Crack In Larsen C Ice Shelf In Antarctica Set To Produce One Of The Largest Icebergs When It Breaks Off
The expanding massive crack in an Antarctic ice shelf is getting so dire that experts think it’s only a matter of time before it collapses, just like what happened to the smaller shelf back in 2002. Now it’s predicted to produce one of the biggest-ever icebergs ever recorded once it breaks off.
The Larsen C ice shelf, the largest segment of the Larsen ice shelf in northwest Antarctica, saw a worsening situation starting this January when its crack grew rapidly by 6 miles mid-month. The crack, according to experts, has been adding space that equals five football fields every day.
Massive Iceberg Watch
Larsen C is feared to eventually result in a huge chunk calving and falling into the Wendell Sea. Radar images from April 7 and 14 were combined to create an interferogram, or a partial picture of the growing crack, and revealed to European Space Agency scientists that the crack is now nearly 110 miles long — a third of which was added this year alone.
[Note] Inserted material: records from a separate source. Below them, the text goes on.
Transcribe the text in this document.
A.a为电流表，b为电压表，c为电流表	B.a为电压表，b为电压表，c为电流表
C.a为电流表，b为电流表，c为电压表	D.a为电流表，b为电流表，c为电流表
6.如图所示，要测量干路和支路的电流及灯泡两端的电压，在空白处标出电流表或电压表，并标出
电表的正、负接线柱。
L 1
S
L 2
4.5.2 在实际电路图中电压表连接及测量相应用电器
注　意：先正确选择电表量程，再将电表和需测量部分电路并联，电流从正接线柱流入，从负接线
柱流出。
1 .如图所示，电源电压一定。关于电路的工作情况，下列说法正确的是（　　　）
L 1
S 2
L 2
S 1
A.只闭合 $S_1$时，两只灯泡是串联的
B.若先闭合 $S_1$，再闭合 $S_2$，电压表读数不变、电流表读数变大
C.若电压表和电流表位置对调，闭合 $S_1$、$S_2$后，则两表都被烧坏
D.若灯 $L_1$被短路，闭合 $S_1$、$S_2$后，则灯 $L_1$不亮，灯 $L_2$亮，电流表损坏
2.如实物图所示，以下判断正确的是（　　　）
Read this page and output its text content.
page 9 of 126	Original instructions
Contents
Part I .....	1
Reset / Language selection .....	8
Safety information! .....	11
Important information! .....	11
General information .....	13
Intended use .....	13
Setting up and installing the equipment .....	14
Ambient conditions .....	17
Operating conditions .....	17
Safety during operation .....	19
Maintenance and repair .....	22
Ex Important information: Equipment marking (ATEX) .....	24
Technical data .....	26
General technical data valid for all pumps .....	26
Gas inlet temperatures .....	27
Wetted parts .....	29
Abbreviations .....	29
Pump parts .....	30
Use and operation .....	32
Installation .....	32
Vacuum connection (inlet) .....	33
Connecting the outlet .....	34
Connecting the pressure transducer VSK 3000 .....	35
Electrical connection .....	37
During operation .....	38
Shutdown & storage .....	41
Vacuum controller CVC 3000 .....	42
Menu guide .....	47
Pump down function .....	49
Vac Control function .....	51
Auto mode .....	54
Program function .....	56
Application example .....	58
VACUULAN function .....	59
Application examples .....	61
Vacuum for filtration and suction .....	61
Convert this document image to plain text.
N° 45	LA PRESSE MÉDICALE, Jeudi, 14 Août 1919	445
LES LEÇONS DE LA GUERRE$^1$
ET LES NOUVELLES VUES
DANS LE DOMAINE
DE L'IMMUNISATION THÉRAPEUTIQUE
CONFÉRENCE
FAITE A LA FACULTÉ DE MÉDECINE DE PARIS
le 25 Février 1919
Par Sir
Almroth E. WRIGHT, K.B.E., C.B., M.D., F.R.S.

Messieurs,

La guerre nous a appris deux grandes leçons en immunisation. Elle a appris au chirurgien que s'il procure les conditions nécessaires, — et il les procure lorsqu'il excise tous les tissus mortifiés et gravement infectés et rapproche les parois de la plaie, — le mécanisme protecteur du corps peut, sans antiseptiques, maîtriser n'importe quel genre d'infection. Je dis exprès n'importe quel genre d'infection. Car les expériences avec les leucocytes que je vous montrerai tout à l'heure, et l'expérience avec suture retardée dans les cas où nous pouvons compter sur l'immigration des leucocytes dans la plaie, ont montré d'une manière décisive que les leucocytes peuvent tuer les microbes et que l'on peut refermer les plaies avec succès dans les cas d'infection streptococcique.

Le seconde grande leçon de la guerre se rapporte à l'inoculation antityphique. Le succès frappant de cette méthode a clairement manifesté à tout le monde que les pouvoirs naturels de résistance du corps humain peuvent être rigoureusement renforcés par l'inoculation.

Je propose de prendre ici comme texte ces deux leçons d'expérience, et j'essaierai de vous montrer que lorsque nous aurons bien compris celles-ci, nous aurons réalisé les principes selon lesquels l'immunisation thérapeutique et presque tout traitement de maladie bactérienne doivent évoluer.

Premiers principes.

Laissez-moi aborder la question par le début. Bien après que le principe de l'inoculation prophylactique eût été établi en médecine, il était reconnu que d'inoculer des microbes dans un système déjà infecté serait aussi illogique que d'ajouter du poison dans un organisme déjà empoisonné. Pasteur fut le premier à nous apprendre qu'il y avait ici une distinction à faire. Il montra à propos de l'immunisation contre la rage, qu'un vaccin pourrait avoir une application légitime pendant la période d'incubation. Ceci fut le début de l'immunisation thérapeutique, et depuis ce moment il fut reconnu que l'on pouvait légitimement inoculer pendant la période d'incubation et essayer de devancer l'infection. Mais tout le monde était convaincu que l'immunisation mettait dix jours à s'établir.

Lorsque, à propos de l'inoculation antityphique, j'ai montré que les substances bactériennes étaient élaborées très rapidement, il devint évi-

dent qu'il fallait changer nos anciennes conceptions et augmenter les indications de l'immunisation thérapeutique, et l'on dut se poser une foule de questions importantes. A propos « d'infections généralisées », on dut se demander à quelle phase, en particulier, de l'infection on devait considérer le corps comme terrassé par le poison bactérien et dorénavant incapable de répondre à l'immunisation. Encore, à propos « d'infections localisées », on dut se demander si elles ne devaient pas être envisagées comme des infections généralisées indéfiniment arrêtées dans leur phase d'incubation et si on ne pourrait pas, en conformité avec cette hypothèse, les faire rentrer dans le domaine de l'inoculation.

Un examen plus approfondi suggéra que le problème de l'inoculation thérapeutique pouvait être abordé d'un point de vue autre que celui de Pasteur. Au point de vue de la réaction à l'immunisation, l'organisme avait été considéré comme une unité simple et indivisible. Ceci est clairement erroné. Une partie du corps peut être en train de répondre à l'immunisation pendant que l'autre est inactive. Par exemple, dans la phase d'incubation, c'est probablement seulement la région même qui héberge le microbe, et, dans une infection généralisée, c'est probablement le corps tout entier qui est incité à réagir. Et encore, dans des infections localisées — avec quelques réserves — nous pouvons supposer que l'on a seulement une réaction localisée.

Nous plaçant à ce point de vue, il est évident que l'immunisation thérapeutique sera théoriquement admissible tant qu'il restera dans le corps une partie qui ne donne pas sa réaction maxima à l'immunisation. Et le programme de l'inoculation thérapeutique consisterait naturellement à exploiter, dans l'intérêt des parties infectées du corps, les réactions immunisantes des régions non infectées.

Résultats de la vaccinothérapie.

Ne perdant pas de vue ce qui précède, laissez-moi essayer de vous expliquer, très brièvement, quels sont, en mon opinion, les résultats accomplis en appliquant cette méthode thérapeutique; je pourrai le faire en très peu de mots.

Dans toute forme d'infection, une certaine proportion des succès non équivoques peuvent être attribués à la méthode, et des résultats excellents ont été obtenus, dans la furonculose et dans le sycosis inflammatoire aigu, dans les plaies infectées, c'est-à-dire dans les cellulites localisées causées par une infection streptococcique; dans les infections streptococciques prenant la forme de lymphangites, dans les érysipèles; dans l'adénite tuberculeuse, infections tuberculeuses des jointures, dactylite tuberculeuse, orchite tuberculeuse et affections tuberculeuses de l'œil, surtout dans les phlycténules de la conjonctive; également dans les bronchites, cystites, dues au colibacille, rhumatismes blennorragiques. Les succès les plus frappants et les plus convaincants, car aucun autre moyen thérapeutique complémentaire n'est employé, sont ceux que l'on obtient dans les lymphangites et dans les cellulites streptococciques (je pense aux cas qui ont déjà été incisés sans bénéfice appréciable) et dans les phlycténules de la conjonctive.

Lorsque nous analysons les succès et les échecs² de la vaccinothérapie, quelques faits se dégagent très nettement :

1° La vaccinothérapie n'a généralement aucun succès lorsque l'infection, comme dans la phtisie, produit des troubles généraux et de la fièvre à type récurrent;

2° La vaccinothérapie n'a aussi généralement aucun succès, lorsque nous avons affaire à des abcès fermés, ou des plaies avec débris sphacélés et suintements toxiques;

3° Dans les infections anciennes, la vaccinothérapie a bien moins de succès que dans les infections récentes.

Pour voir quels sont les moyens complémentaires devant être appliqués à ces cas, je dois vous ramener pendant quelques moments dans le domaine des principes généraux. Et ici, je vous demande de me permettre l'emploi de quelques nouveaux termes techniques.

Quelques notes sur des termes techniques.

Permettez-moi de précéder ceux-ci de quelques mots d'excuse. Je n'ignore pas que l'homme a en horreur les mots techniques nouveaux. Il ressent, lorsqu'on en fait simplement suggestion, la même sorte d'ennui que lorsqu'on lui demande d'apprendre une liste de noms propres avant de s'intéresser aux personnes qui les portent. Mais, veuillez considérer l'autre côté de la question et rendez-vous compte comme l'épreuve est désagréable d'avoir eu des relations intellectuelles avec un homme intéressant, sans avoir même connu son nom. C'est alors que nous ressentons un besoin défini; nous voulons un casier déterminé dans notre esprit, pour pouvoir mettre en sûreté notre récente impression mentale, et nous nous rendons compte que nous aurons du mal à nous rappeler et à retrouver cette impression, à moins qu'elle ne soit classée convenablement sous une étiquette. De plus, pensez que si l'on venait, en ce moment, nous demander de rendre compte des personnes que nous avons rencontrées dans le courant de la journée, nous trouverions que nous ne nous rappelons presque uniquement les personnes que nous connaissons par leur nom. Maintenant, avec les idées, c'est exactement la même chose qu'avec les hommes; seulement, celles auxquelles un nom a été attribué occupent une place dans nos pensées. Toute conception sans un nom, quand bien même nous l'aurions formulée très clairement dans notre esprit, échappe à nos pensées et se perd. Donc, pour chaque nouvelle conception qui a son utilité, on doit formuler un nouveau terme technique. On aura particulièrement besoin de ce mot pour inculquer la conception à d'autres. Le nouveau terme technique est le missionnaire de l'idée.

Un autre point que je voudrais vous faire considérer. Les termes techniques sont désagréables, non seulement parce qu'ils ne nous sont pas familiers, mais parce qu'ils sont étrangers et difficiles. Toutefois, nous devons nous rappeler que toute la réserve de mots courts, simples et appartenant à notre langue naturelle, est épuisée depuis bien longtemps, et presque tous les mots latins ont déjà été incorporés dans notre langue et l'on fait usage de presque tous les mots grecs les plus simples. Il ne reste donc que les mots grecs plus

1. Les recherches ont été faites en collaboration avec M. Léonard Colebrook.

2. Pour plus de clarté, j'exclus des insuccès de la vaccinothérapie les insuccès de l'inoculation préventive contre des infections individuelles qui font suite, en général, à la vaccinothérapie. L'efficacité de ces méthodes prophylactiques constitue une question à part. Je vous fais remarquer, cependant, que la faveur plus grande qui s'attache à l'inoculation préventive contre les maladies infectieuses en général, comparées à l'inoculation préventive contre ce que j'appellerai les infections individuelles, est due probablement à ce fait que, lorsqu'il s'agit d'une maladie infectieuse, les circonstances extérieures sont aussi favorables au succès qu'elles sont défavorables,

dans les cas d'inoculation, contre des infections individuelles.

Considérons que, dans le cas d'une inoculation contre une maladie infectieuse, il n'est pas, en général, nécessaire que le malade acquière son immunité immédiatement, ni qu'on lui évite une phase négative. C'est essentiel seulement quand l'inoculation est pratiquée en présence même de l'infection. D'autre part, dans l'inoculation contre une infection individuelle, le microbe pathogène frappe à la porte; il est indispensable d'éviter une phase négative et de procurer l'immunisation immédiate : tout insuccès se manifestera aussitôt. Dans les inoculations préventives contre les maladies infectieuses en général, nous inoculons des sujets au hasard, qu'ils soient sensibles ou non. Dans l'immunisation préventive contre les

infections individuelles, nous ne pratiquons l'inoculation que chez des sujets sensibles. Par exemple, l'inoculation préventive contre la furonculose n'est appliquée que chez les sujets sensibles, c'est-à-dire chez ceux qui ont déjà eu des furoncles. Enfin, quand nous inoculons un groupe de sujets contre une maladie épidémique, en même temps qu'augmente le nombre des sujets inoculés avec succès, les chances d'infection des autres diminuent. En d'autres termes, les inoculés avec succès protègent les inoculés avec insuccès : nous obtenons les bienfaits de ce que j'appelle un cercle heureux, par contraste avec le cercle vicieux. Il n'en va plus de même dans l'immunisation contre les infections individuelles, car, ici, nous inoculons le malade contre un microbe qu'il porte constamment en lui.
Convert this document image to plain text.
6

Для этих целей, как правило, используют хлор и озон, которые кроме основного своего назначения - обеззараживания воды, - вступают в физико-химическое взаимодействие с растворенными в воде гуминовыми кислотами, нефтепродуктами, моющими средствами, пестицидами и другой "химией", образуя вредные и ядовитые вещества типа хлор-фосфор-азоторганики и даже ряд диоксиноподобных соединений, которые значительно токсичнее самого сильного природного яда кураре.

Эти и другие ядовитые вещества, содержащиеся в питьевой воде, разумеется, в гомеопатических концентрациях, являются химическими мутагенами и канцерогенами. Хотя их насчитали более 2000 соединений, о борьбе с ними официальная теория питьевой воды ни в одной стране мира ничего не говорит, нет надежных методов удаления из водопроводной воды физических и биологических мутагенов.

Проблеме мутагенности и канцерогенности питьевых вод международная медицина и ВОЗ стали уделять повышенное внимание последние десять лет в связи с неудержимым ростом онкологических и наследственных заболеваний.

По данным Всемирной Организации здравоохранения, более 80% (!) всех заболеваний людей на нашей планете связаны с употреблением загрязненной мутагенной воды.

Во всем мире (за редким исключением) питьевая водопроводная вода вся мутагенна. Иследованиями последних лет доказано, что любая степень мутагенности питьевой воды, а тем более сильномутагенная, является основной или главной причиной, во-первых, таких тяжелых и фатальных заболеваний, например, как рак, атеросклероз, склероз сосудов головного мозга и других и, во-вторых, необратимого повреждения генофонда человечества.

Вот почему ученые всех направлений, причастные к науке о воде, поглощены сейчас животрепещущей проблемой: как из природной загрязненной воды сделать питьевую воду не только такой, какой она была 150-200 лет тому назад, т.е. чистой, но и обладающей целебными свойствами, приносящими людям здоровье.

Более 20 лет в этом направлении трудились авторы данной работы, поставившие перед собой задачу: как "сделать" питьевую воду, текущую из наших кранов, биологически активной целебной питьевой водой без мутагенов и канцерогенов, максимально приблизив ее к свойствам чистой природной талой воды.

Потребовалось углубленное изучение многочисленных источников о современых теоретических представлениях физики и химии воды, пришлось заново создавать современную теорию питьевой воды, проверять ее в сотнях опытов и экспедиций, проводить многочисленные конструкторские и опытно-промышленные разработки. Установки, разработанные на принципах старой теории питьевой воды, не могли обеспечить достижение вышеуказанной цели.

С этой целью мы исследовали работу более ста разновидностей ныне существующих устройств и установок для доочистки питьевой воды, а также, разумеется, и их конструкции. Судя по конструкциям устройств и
“When the ice shelf calves this iceberg it will be one of the largest ever recorded — but exactly how long this will take is difficult to predict,” said ESA in a statement, noting that ice shelves’ sensitivity to the changing climate has already been seen on already-collapsed Larsen A and Larsen B shelves.
When ice shelves break, icebergs form and, in turn, break into smaller parts that can pose navigational dangers to ongoing marine traffic.
More importantly, however, a large ice shelf like Larsen C acts as a buttress, holding back ice that flows toward the sea. When left unchecked, this phenomenon would lead to sea level rises, the magnitude of consequences of which is still undetermined.
When Larsen B collapsed, for instance, the speed of the Crane Glacier increased threefold. Current estimates also show that if the ice Larsen C is currently holding back suddenly goes to sea, water levels around the world would rise by 4 inches.
Is It Global Warming Or The Natural Order Of Things?
Amid anxieties over the effects of global warming on polar ice, some scientists have dubbed the ice break a geographical rather than a climate situation. The rift has existed for decades and further proof that warming is causing the separation is necessary, according to them.
Martin O’Leary, researcher and member of UK-based Antarctic monitoring group Project MIDAS, has chosen to call it a “natural process” happening once every many decades. Larsen C, for one, had one such event back in the mid-1980s.
Losing a massive, state-sized ice block may leave the remaining shelf vulnerable to further climate change-related conditions and its collapse will occur earlier, O’Leary explained.
Larsen A collapsed in 1995 while Larsen B followed suit in 2002.
There is a certain agreement, however, that the split will inevitably change the Antarctic landscape, which is already undergoing precarious changes at present.
The two-satellite constellation Copernicus Sentinel-1 monitors events like these as it delivers radar images every six days, even when the continent is wrapped in darkness for several months a year.